Я вспоминаю двор своего детства. " Санёк ! Идём Андрюху вафлИть! "- зовёт меня Артём. Андрюша украл что-то у своих и был пойман. Причём, не первый раз. Водился за ним грех. Стайка пацанов сбивает Андрюху с ног, встают вокруг и дружно на него ссут, норовя попасть в лицо. Андрюша уворачивается, валяясь в пыли, которая на глазах превращается в грязь. Натка - с нами. Сдвинула рукой трусы с промежности, и, встав над ним, активно участвует в процессе. Через час, умывшись и переодевшись, Андрюша опять играл во дворе: дети бывают жестоки, но они не злопамятны. Как же мне этого не хватало потом во взрослой жизни! А воду вы никогда не грели? Это когда летним утром первый раз заходишь в речку. Мы стоим впятером на огромной, торчащей из воды коряге, озябшие от утренней прохлады, и дружно писаем в воду. Причём Ната дует сквозь трусы, и моча стекает по её тонким ногам. " Зачем снимать, всё равно нырять сейчас будем, "- думает она. Вода и правда становилась теплее. По крайней мере, нам так казалось.
" Ты понимаешь, Санёк, "- делился со мной впечатлениями от Наты Артём, когда мы доросли до девушек: " Она- красивая девчонка, но не про это дело... Нет у неё огня в глазах. Ты правильно пойми: можно ведь и сосне в дупло вставить. А смысл? Дерево- оно и есть дерево. К тому же в торец может двинуть. Это она- запросто." Она как тефлоновая была. К ней не липли. " Без пизды, "- так у нас говорили, когда хотели подчеркнуть, что не врут. Например: " Слышь, Санёк! Я вчера лобань вытащил в метр длиной. Без пизды. Правду говорю." Вот и Натка для нас была человеком "без пизды", то есть правильным пацаном.
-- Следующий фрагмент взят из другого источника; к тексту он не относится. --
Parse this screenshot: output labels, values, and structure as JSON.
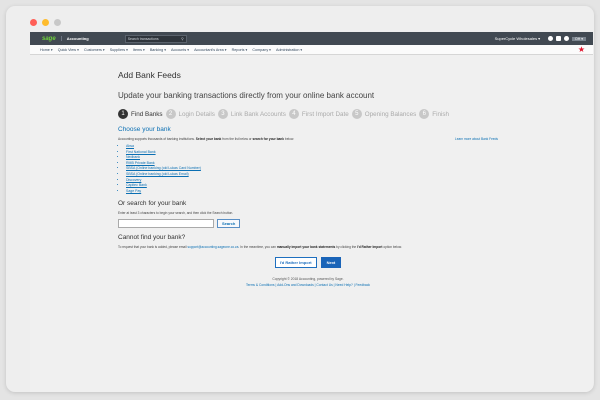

Сергуня был не из нашего двора. Таких, как Сергуня, во двор вообще старались не выпускать. По ходу, правильно делали. У наших ребят с оценками было неважно: кто в менты пошёл, кто - в бандиты. А Сергуня в Москву поступил учиться, на экономику и финансы. Там они с Натой и сошлись. Их родители дружили семьями, а тут у обеих семей дети в Москву поступают. Как говорится: у нас товар, у вас- купец. Да и снимать детишкам одну квартиру в столице дешевле, чем две. Конечно же, это не было решающим соображением. Но когда начинаешь мыслить рационально там, где рациональность противопоказана, доходит и до таких аргументов. " Ната, значит, ната, "- скаламбурил Сергунчик, выслушав волю семейного совета. Ната - той вообще было похуй. Ей все мужики были по одному месту. Сергуня- ничем не хуже.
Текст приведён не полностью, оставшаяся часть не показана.